ゆっくり歩いていたつもりだったけど、ユミリナは俺達の歩く速さについてこられない様子だ。暗いところ苦手なのかな?


「ユミリナ? 暗いところ苦手?」


「いえ、奥からなにやら嫌な気を感じます。何か得体のしれない魔物の気配です」


「魔物? それは避けていけそうか?」


「こっちに近づいてきてます。たぶん私達がここに入ってたことには気づいてるけど、まだ正確な位置が掴めずにいるだけだと思います」


 このまま進んで鉢合わせになるのが一番やばいか? 今の俺で敵わない敵だろうか。普通に勝てると思うんだが。


「エルンどうする? ここで待ち構えるか?」


「今の私達の力量だと負けるほうが難しいと思うけど……でも相手がどんな奴かは知っておきたいわ」


「じゃあ俺が見てくるよ。倒せそうなら倒してくるし。無理そうなら全力で逃げるよ」


「分かった。無理しないでね」


「お願いします、ハルト君」


「おう」




 奥に進むにつれて俺でも感じるくらいに嫌な気が周りに充満しだす。うん、これはやばい。今まで感じたことの無い感覚だ。おそらく俺達全員でかかっても敵わないだろう。俺達との力量差は明確だ。

  




「うわ、マジか。あれはやばいだろ……。あんな魔物見た事ないぞ」


 そこにいたのは俺らの世界でいうところの悪魔だ。山羊のような角に、黒い羽根、先の尖った尻尾。悪魔の周りにはどす黒いオーラが漂っている。


「そこか!」


 悪魔が俺の方を的確に睨み、目が合う。


「お前、人間か? お前が我をここに呼んだのか?」


「何の話をしてるのかは知らないが、お前は何なんだ? そんな禍々しいオーラを放てば、人間は皆警戒するぞ」


「我は誰かに召喚された。ある人間を殺せと命令された」


「ある人間? 誰だそれは……。名前分かるか?」


「ハルトという人間らしい。そいつはかなり強い人間らしいのだ」


 うそーーん。俺じゃん。こいつ俺殺すために召喚されてんじゃん。え、どうする? やり過ごせそうだし、適当に話を合わせて逃げるか。


「ハルト! 離れて!」


 後ろから魔法が飛ぶ。魔法は俺の横をすり抜け、悪魔の顔で破裂する。まぁそこまではいい。問題はそこじゃない。

 今俺の名前を呼んだ事が一番まずい!!


「っぐぅぅ……お、お前がハルトかぁぁあああああ」


 悪魔の周りを黒い渦が漂う。角も伸び、尻尾と羽根もでかくなった。本格的にやばい、完全にキレてる。
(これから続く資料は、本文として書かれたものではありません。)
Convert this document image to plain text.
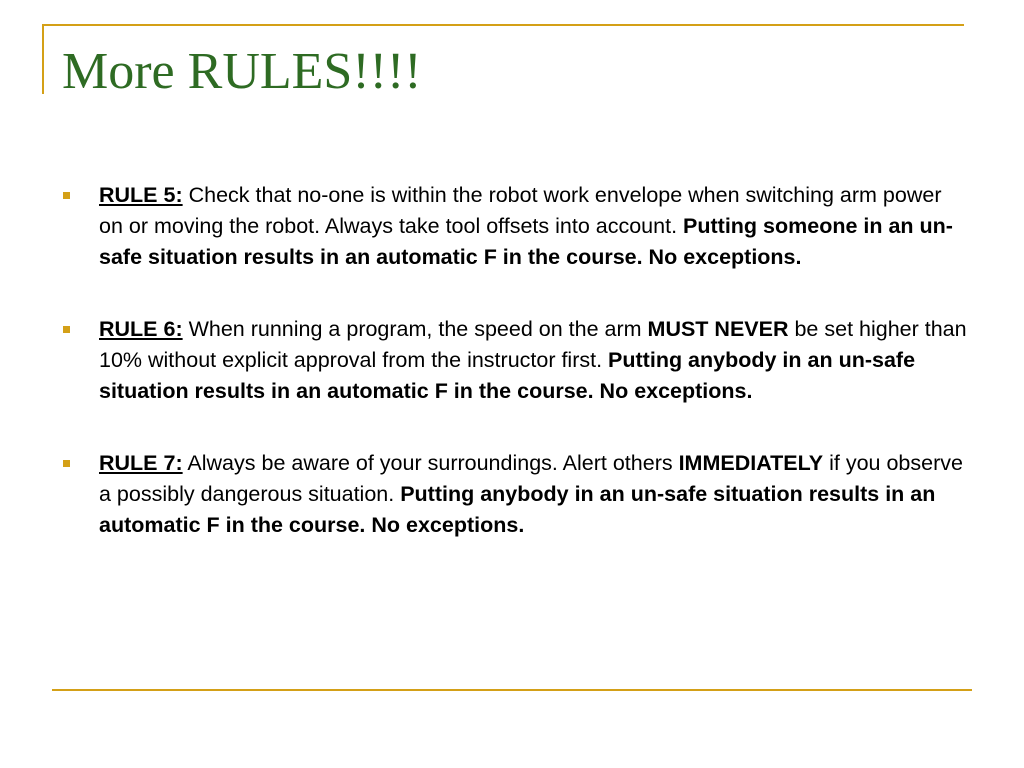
More RULES!!!!
RULE 5: Check that no-one is within the robot work envelope when switching arm power on or moving the robot. Always take tool offsets into account. Putting someone in an un-safe situation results in an automatic F in the course. No exceptions.
RULE 6: When running a program, the speed on the arm MUST NEVER be set higher than 10% without explicit approval from the instructor first. Putting anybody in an un-safe situation results in an automatic F in the course. No exceptions.
RULE 7: Always be aware of your surroundings. Alert others IMMEDIATELY if you observe a possibly dangerous situation. Putting anybody in an un-safe situation results in an automatic F in the course. No exceptions.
「な、なんでこいつハルトの名前を知ってるの? しかもなんか怒ってる!!」


「説明は後だ! 今はこいつの討伐が最優先だ」


 俺は剣を構えて、悪魔に突っ込む。剣はいとも簡単にはじかれる……が俺は再度切り込む。

 この攻め方を俺に教えたのは、紛れもなくドランさんだ。相手に休む隙を与えない。どんな人間も疲れはくる。ただし、相手が人間ならば……の話だ。


「……はぁ……はぁ。なんだよこいつ。ずっと斬ってんのに、隙の一つもない……!」


「ハルト、一回離れて。ユミリナの魔法が打てない!」


「ハルト君! 焦らないで、三人で倒しましょう!」


 勝てない。三人でかかっても倒せない。こいつと斬りあった俺には分かる。だから――。


「エルン、ユミリナを連れて逃げろ。時間は稼ぐ」


「ハルト!? 何言ってんのよ! そんなこと……!」


「大丈夫。俺にはとっておきの技があるから。お前らを巻き込むかもしれないから、今は逃げてくれ」


「分かりました。ハルト君……信じてますから」


「おう」


 ユミリナがエルンを連れてこの場を離れる。ユミリナには感謝しなきゃだな。エルンはまだ騒いでいたが、こいつと戦わせるより、幾分か気持ちは軽い。


「さぁ、第二ラウンドといこうか、悪魔さんよぉ」


「お前はまだやる気か? いい加減諦めろ。お前じゃ勝てない」


「それはどうかな?」


「何?」


 俺は剣を首より後ろに構える。剣を振り回すような、その構えは剣術としては成り立たないだろう。ドランさんと一緒に考えた俺の剣術。それは常識では測れない技だ。普通の人間ならば初見ならばまず防げない。だがこいつには効くかは分からない。ここまでの道中ではそもそも成功していない。成功するかさえ、一か八かだ。


「行くぞ。構えろ、くそ悪魔」


「生意気ぬかすなよ若造が。貴様の剣では我は斬れん!」


「うるせぇ。我流剣術 断頭(だんとう)!!」



 悪魔の首は綺麗に飛んだ。勝負は一瞬だった。